Ihre Mitarbeiterbefragung wurde vorangekündigt, professionell durchgeführt und nun erfolgreich abgeschlossen – endlich liegen die Ergebnisse vor, auf die man über die gesamte Projektlaufzeit gewartet hat. Sie stehen damit kurz davor in den Follow-Up-Prozess der Mitarbeiterbefragung zu starten, in der Sie mit den Ergebnissen in Ihrer Organisation weiterarbeiten und diese sinnvoll verwerten möchten.

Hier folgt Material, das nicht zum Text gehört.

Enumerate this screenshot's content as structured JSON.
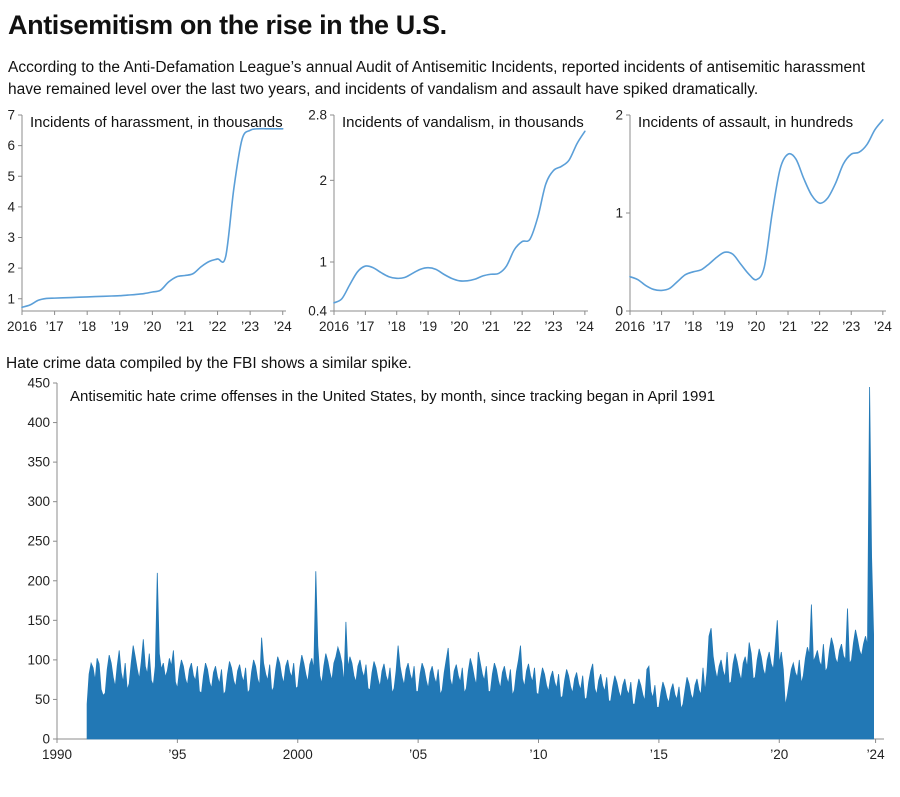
{
  "page": {
    "title": "Antisemitism on the rise in the U.S.",
    "subtitle": "According to the Anti-Defamation League’s annual Audit of Antisemitic Incidents, reported incidents of antisemitic harassment have remained level over the last two years, and incidents of vandalism and assault have spiked dramatically.",
    "middle_note": "Hate crime data compiled by the FBI shows a similar spike."
  },
  "colors": {
    "line": "#5b9fd8",
    "fill": "#2278b5",
    "axis": "#8c8c8c",
    "text": "#1a1a1a"
  },
  "chart_data": [
    {
      "type": "line",
      "title": "Incidents of harassment, in thousands",
      "x_start": 2016,
      "x_step": 0.25,
      "xlim": [
        2016,
        2024.1
      ],
      "ylim": [
        0.6,
        7.0
      ],
      "yticks": [
        1,
        2,
        3,
        4,
        5,
        6,
        7
      ],
      "xticks": [
        2016,
        2017,
        2018,
        2019,
        2020,
        2021,
        2022,
        2023,
        2024
      ],
      "xtick_labels": [
        "2016",
        "’17",
        "’18",
        "’19",
        "’20",
        "’21",
        "’22",
        "’23",
        "’24"
      ],
      "values": [
        0.72,
        0.8,
        0.95,
        1.01,
        1.02,
        1.03,
        1.04,
        1.05,
        1.06,
        1.07,
        1.08,
        1.09,
        1.1,
        1.12,
        1.14,
        1.17,
        1.22,
        1.28,
        1.55,
        1.72,
        1.76,
        1.82,
        2.05,
        2.22,
        2.3,
        2.38,
        4.6,
        6.2,
        6.5,
        6.55,
        6.55,
        6.55,
        6.55
      ]
    },
    {
      "type": "line",
      "title": "Incidents of vandalism, in thousands",
      "x_start": 2016,
      "x_step": 0.25,
      "xlim": [
        2016,
        2024.1
      ],
      "ylim": [
        0.4,
        2.8
      ],
      "yticks": [
        0.4,
        1,
        2,
        2.8
      ],
      "xticks": [
        2016,
        2017,
        2018,
        2019,
        2020,
        2021,
        2022,
        2023,
        2024
      ],
      "xtick_labels": [
        "2016",
        "’17",
        "’18",
        "’19",
        "’20",
        "’21",
        "’22",
        "’23",
        "’24"
      ],
      "values": [
        0.5,
        0.55,
        0.72,
        0.88,
        0.95,
        0.93,
        0.87,
        0.82,
        0.8,
        0.81,
        0.86,
        0.91,
        0.93,
        0.91,
        0.85,
        0.8,
        0.77,
        0.77,
        0.79,
        0.83,
        0.85,
        0.86,
        0.95,
        1.15,
        1.25,
        1.28,
        1.55,
        1.95,
        2.12,
        2.17,
        2.25,
        2.45,
        2.6
      ]
    },
    {
      "type": "line",
      "title": "Incidents of assault, in hundreds",
      "x_start": 2016,
      "x_step": 0.25,
      "xlim": [
        2016,
        2024.1
      ],
      "ylim": [
        0,
        2
      ],
      "yticks": [
        0,
        1,
        2
      ],
      "xticks": [
        2016,
        2017,
        2018,
        2019,
        2020,
        2021,
        2022,
        2023,
        2024
      ],
      "xtick_labels": [
        "2016",
        "’17",
        "’18",
        "’19",
        "’20",
        "’21",
        "’22",
        "’23",
        "’24"
      ],
      "values": [
        0.35,
        0.32,
        0.26,
        0.22,
        0.21,
        0.23,
        0.3,
        0.37,
        0.4,
        0.42,
        0.48,
        0.55,
        0.6,
        0.58,
        0.48,
        0.38,
        0.32,
        0.45,
        1.0,
        1.45,
        1.6,
        1.55,
        1.35,
        1.18,
        1.1,
        1.15,
        1.3,
        1.5,
        1.6,
        1.62,
        1.7,
        1.85,
        1.95
      ]
    },
    {
      "type": "area",
      "title": "Antisemitic hate crime offenses in the United States, by month, since tracking began in April 1991",
      "x_start": 1991.25,
      "x_step": 0.0833333,
      "xlim": [
        1990,
        2024.35
      ],
      "ylim": [
        0,
        450
      ],
      "yticks": [
        0,
        50,
        100,
        150,
        200,
        250,
        300,
        350,
        400,
        450
      ],
      "xticks": [
        1990,
        1995,
        2000,
        2005,
        2010,
        2015,
        2020,
        2024
      ],
      "xtick_labels": [
        "1990",
        "’95",
        "2000",
        "’05",
        "’10",
        "’15",
        "’20",
        "’24"
      ],
      "values": [
        44,
        82,
        96,
        90,
        74,
        102,
        95,
        63,
        55,
        58,
        88,
        106,
        96,
        78,
        66,
        92,
        112,
        84,
        72,
        96,
        62,
        70,
        96,
        118,
        104,
        88,
        76,
        98,
        126,
        92,
        82,
        108,
        74,
        68,
        92,
        210,
        108,
        88,
        96,
        78,
        86,
        102,
        92,
        112,
        72,
        64,
        86,
        100,
        92,
        76,
        68,
        88,
        96,
        80,
        74,
        92,
        60,
        58,
        80,
        96,
        88,
        72,
        64,
        84,
        92,
        78,
        70,
        88,
        56,
        60,
        82,
        98,
        90,
        74,
        66,
        86,
        94,
        80,
        72,
        90,
        58,
        62,
        85,
        100,
        92,
        76,
        68,
        128,
        96,
        82,
        74,
        94,
        60,
        65,
        88,
        104,
        96,
        80,
        70,
        92,
        100,
        85,
        78,
        96,
        64,
        66,
        90,
        106,
        96,
        82,
        72,
        94,
        102,
        88,
        212,
        118,
        80,
        70,
        92,
        108,
        98,
        84,
        74,
        96,
        104,
        116,
        108,
        96,
        70,
        148,
        90,
        104,
        96,
        80,
        72,
        92,
        100,
        86,
        78,
        94,
        64,
        62,
        84,
        98,
        90,
        76,
        66,
        86,
        95,
        80,
        72,
        90,
        58,
        64,
        86,
        118,
        92,
        78,
        68,
        88,
        96,
        82,
        74,
        92,
        60,
        60,
        82,
        96,
        88,
        74,
        64,
        84,
        92,
        78,
        70,
        88,
        56,
        62,
        84,
        100,
        115,
        76,
        66,
        86,
        94,
        80,
        72,
        90,
        58,
        64,
        86,
        102,
        92,
        78,
        68,
        110,
        96,
        82,
        74,
        92,
        60,
        60,
        82,
        96,
        88,
        74,
        64,
        84,
        92,
        78,
        70,
        88,
        55,
        62,
        85,
        100,
        118,
        76,
        66,
        86,
        95,
        80,
        72,
        90,
        58,
        56,
        76,
        90,
        82,
        68,
        60,
        78,
        86,
        72,
        64,
        82,
        52,
        54,
        74,
        88,
        80,
        66,
        58,
        76,
        84,
        70,
        62,
        80,
        50,
        52,
        72,
        86,
        95,
        64,
        56,
        74,
        82,
        68,
        60,
        78,
        48,
        48,
        66,
        80,
        72,
        60,
        52,
        68,
        76,
        62,
        56,
        72,
        44,
        44,
        62,
        76,
        68,
        56,
        48,
        88,
        92,
        60,
        52,
        68,
        40,
        40,
        58,
        72,
        64,
        52,
        46,
        62,
        70,
        56,
        50,
        66,
        38,
        44,
        62,
        78,
        70,
        56,
        50,
        68,
        76,
        62,
        56,
        90,
        60,
        85,
        130,
        140,
        105,
        88,
        76,
        92,
        100,
        86,
        78,
        110,
        70,
        72,
        95,
        108,
        98,
        84,
        74,
        96,
        104,
        90,
        122,
        108,
        76,
        78,
        100,
        114,
        104,
        88,
        80,
        100,
        110,
        95,
        88,
        118,
        150,
        95,
        110,
        88,
        42,
        55,
        72,
        88,
        96,
        84,
        78,
        100,
        70,
        80,
        102,
        116,
        106,
        170,
        98,
        104,
        112,
        98,
        92,
        120,
        85,
        90,
        112,
        128,
        118,
        102,
        95,
        112,
        120,
        105,
        100,
        165,
        95,
        100,
        122,
        138,
        126,
        112,
        105,
        120,
        130,
        118,
        445,
        230,
        132
      ]
    }
  ]
}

Die Ergebnisse einer Mitarbeiterbefragung (sei es eine klassische Engagement-Befragung oder Teil einer Evaluierung psychischer Belastungen) bilden jeweils den IST-Zustand der Arbeitsbedingungen einer Organisation aus Sicht der Befragten zu einem bestimmten Zeitpunkt ab. Sobald diese vorliegen, ergeben sich zwei naheliegenden Fragen:
- Woher weiß man, ob der aktuelle IST-Zustand eigentlich als „gut“ oder „schlecht“ zu bewerten ist?

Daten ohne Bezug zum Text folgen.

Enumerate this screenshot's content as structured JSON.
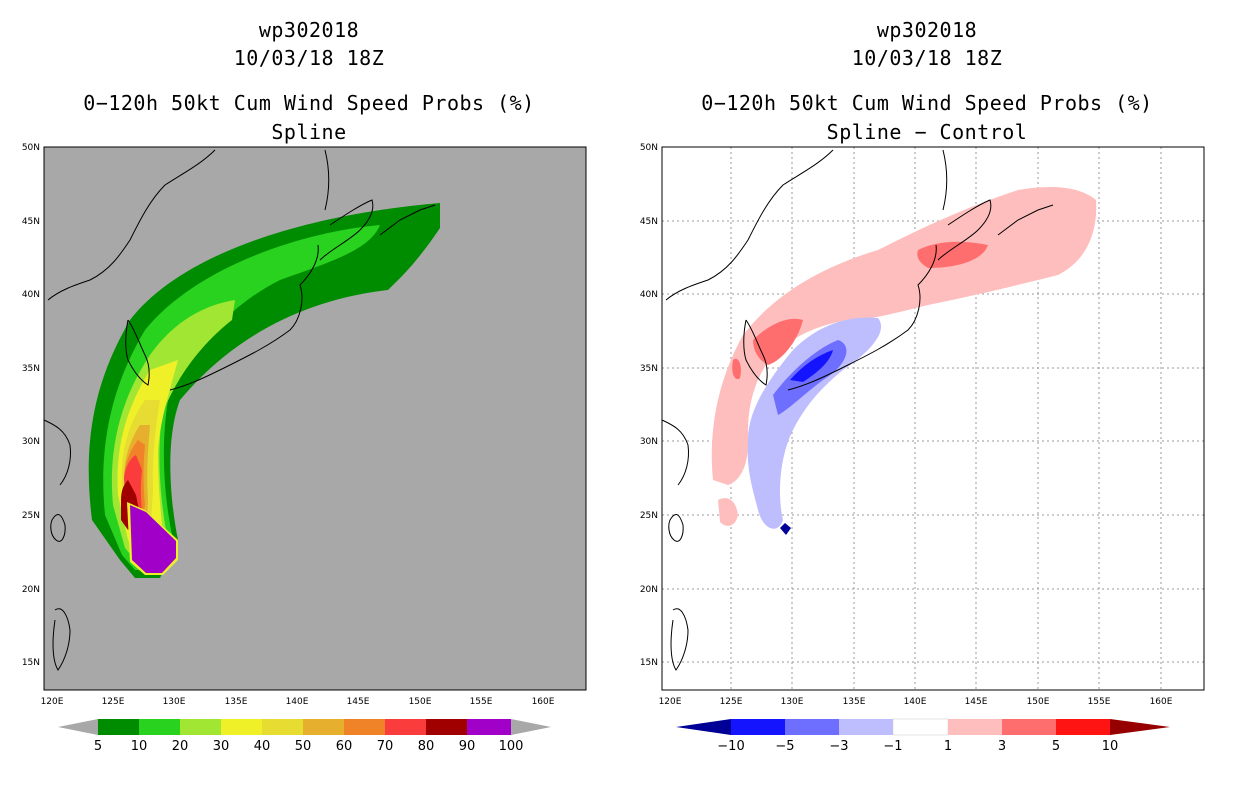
{
  "left": {
    "storm_id": "wp302018",
    "datetime": "10/03/18 18Z",
    "product": "0−120h 50kt Cum Wind Speed Probs (%)",
    "subtitle": "Spline",
    "lat_labels": [
      "50N",
      "45N",
      "40N",
      "35N",
      "30N",
      "25N",
      "20N",
      "15N"
    ],
    "lon_labels": [
      "120E",
      "125E",
      "130E",
      "135E",
      "140E",
      "145E",
      "150E",
      "155E",
      "160E"
    ],
    "colorbar_labels": [
      "5",
      "10",
      "20",
      "30",
      "40",
      "50",
      "60",
      "70",
      "80",
      "90",
      "100"
    ],
    "colorbar_colors": [
      "#008c00",
      "#28d21e",
      "#a0e632",
      "#f0f028",
      "#e6dc32",
      "#e6af2d",
      "#f08228",
      "#fa3c3c",
      "#a00000",
      "#a000c8"
    ],
    "background_color": "#a8a8a8"
  },
  "right": {
    "storm_id": "wp302018",
    "datetime": "10/03/18 18Z",
    "product": "0−120h 50kt Cum Wind Speed Probs (%)",
    "subtitle": "Spline − Control",
    "lat_labels": [
      "50N",
      "45N",
      "40N",
      "35N",
      "30N",
      "25N",
      "20N",
      "15N"
    ],
    "lon_labels": [
      "120E",
      "125E",
      "130E",
      "135E",
      "140E",
      "145E",
      "150E",
      "155E",
      "160E"
    ],
    "colorbar_labels": [
      "−10",
      "−5",
      "−3",
      "−1",
      "1",
      "3",
      "5",
      "10"
    ],
    "colorbar_colors": [
      "#000096",
      "#1414ff",
      "#6e6eff",
      "#bebeff",
      "#ffffff",
      "#ffbebe",
      "#ff6e6e",
      "#ff1414",
      "#960000"
    ]
  }
}
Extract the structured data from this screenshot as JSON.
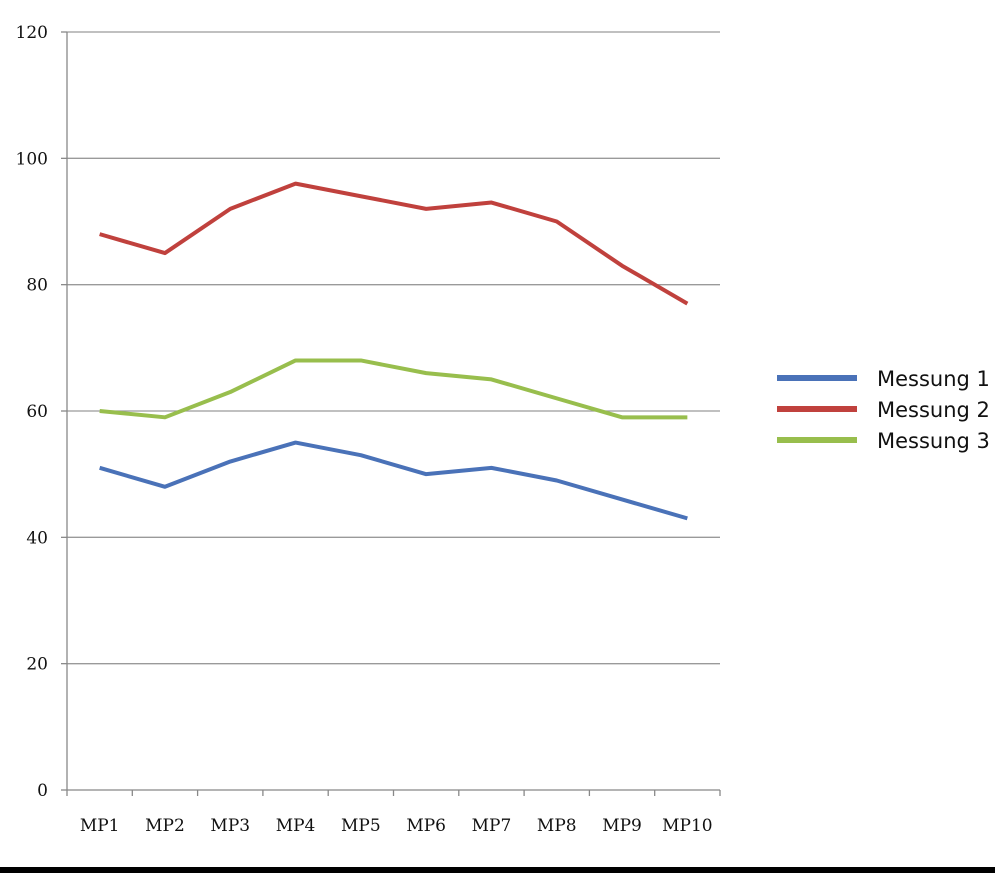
{
  "chart_data": {
    "type": "line",
    "title": "",
    "xlabel": "",
    "ylabel": "",
    "categories": [
      "MP1",
      "MP2",
      "MP3",
      "MP4",
      "MP5",
      "MP6",
      "MP7",
      "MP8",
      "MP9",
      "MP10"
    ],
    "ylim": [
      0,
      120
    ],
    "yticks": [
      "0",
      "20",
      "40",
      "60",
      "80",
      "100",
      "120"
    ],
    "grid": true,
    "legend_position": "right",
    "series": [
      {
        "name": "Messung 1",
        "color": "#4a72b8",
        "values": [
          51,
          48,
          52,
          55,
          53,
          50,
          51,
          49,
          46,
          43
        ]
      },
      {
        "name": "Messung 2",
        "color": "#c0413d",
        "values": [
          88,
          85,
          92,
          96,
          94,
          92,
          93,
          90,
          83,
          77
        ]
      },
      {
        "name": "Messung 3",
        "color": "#98be4d",
        "values": [
          60,
          59,
          63,
          68,
          68,
          66,
          65,
          62,
          59,
          59
        ]
      }
    ]
  }
}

- Wie definiert man einen SOLL-Zustand, den man mittels Folgemaßnahmen zu erzielen versucht?
Strukturieren Sie Ihre Daten
Einer der wesentlichsten Schritte besteht darin, sich die Datenbasis zu strukturieren. Dabei kann man unterschiedliche Perspektiven einnehmen, die einem helfen den eigenen Blick zu schärfen.
- Induktive oder deduktive Betrachtung der Daten: Sie fokussieren auf vorab definierte Themen bzw. Hypothesen aus der Fragebogenkonzeption heraus und bewerten die Ergebnisse. Oder Sie leiten aus den bestehenden Daten empirisch neue Themen oder Hypothesen ab.
- Unternehmensweite Querschnittsthemen vs. Organisationseinheiten-spezifische Themen: Bei der Betrachtung unternehmensweiter Querschnittsthemen, die sich in einer Aussage oder Interpretation über das gesamte Unternehmen erstrecken, handelt es sich häufig um Aspekte die in einer übergreifenden Unternehmenskultur oder in übergreifenden Merkmalen der Organisation (räumlich, organisatorisch,…) verankert sind. Demgegenüber stehen Aussagen oder Interpretationen die nur für bestimmte Organisationseinheiten oder bestimmte Zielgruppen Gültigkeit besitzen.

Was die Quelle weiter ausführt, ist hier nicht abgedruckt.